ここでも何度も書いてきたが、筆者は「戦後最小の野党第1党」だった立憲民主党を、わずか4年で「政権の選択肢」にまで押し上げた枝野氏の党代表としての力量を、高く評価している。だが、昨年のあの衆院選で、同党が最終盤で失速し、公示前議席を減らしてしまった原因の一つに「消費減税に触れてしまった」枝野氏自身の言動があったことは否定できない、とも考えている。

理由はまさに前述した通りだ。「支え合いの社会」をうたう政党が、有権者の歓心を買おうと減税を言うことの矛盾を、有権者は敏感に感じ取ったのだと思う。立憲民主党に「本気で政権を担う覚悟」があるのかどうかが、最後の最後に疑われてしまった。それが、立憲民主党が勝ちきれなかった理由の一つだったのではないか。

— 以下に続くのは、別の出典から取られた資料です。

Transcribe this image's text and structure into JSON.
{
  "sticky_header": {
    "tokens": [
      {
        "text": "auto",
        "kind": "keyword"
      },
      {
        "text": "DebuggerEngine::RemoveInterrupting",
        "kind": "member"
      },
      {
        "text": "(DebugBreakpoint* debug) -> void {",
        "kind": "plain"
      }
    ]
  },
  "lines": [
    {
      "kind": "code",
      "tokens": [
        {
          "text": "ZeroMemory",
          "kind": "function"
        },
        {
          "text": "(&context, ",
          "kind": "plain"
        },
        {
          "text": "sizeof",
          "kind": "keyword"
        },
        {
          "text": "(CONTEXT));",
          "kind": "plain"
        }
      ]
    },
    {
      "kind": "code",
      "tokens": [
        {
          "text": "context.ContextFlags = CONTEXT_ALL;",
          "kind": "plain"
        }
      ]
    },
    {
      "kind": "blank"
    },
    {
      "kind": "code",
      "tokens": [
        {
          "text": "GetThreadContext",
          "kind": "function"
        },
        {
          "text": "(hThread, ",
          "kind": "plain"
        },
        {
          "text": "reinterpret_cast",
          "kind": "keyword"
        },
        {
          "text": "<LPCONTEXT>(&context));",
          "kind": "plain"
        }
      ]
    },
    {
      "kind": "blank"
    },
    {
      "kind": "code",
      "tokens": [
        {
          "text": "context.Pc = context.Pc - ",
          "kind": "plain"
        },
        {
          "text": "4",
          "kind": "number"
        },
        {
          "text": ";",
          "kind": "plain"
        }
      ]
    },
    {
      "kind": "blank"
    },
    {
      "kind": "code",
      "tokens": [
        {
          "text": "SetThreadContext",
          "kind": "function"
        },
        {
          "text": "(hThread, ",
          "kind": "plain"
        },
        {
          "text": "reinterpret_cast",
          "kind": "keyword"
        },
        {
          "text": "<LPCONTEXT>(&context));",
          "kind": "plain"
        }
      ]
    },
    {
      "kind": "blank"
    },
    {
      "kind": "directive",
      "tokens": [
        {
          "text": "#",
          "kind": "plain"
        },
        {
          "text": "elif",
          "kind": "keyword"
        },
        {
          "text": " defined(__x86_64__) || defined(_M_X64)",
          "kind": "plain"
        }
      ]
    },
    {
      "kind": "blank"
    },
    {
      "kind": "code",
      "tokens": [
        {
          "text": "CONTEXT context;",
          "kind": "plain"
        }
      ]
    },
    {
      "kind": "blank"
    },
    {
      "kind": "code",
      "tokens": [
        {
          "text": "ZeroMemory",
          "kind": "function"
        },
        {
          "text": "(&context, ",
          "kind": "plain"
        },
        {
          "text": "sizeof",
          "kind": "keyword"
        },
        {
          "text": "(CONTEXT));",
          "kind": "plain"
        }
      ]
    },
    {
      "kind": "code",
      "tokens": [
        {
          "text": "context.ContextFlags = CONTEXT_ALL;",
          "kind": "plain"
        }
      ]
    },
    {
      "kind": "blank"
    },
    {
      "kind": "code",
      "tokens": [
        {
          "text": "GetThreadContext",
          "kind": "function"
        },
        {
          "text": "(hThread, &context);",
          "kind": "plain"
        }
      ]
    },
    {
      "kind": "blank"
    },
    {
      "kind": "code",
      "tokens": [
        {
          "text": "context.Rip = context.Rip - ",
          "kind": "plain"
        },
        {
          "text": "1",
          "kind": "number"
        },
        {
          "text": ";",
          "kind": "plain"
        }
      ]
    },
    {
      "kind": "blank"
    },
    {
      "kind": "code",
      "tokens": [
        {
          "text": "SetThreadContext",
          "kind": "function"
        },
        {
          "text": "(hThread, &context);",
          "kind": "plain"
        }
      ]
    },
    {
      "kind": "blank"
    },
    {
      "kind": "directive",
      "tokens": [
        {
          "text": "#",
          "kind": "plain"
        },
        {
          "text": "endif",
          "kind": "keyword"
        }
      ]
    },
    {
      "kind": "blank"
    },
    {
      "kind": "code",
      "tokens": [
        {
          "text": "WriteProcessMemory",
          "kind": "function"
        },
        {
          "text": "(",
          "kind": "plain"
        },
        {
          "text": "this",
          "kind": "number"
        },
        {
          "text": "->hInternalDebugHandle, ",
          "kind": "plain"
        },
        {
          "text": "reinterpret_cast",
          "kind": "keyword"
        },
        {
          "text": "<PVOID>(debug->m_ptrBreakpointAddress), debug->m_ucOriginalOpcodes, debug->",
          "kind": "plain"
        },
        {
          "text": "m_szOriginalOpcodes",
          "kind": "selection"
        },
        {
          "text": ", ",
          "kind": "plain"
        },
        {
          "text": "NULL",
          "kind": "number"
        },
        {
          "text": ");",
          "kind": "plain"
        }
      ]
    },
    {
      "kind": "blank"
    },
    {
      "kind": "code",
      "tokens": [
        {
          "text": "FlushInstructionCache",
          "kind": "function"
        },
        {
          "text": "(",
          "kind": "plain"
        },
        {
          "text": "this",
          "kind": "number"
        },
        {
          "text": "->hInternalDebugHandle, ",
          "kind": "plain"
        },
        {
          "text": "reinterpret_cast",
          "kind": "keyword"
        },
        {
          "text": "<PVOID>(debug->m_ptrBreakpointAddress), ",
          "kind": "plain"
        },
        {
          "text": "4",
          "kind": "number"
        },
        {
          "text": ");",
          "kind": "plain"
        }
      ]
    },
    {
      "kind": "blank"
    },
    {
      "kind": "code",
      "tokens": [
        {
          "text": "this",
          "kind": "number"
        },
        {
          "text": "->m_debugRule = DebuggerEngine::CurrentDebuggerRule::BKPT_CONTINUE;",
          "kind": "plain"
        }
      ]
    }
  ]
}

減税に触れたのが枝野氏の本心でないことも明らかだった。

枝野氏が衆院選の半年前に発表した著書『枝野ビジョン』(文春新書)では、時限的消費減税について「全て否定するものではない」としつつも、コロナ禍で経済活動が減っている時に消費減税の恩恵が届く業種は限られること、逆に減税待ちの買い控えが生じて「減税倒産を生む恐れ」に言及。コロナ禍で困窮する低所得者を集中的に支援するには「減税より給付の方が望ましい」と主張していた。

それが枝野氏の持論だったのだろう。それでも時限的消費減税に触れる理由について、著書では「そのメッセージ効果にある」などと書いていたが、おそらく枝野氏は、自分でも「無理がある」と思っていたのではないか。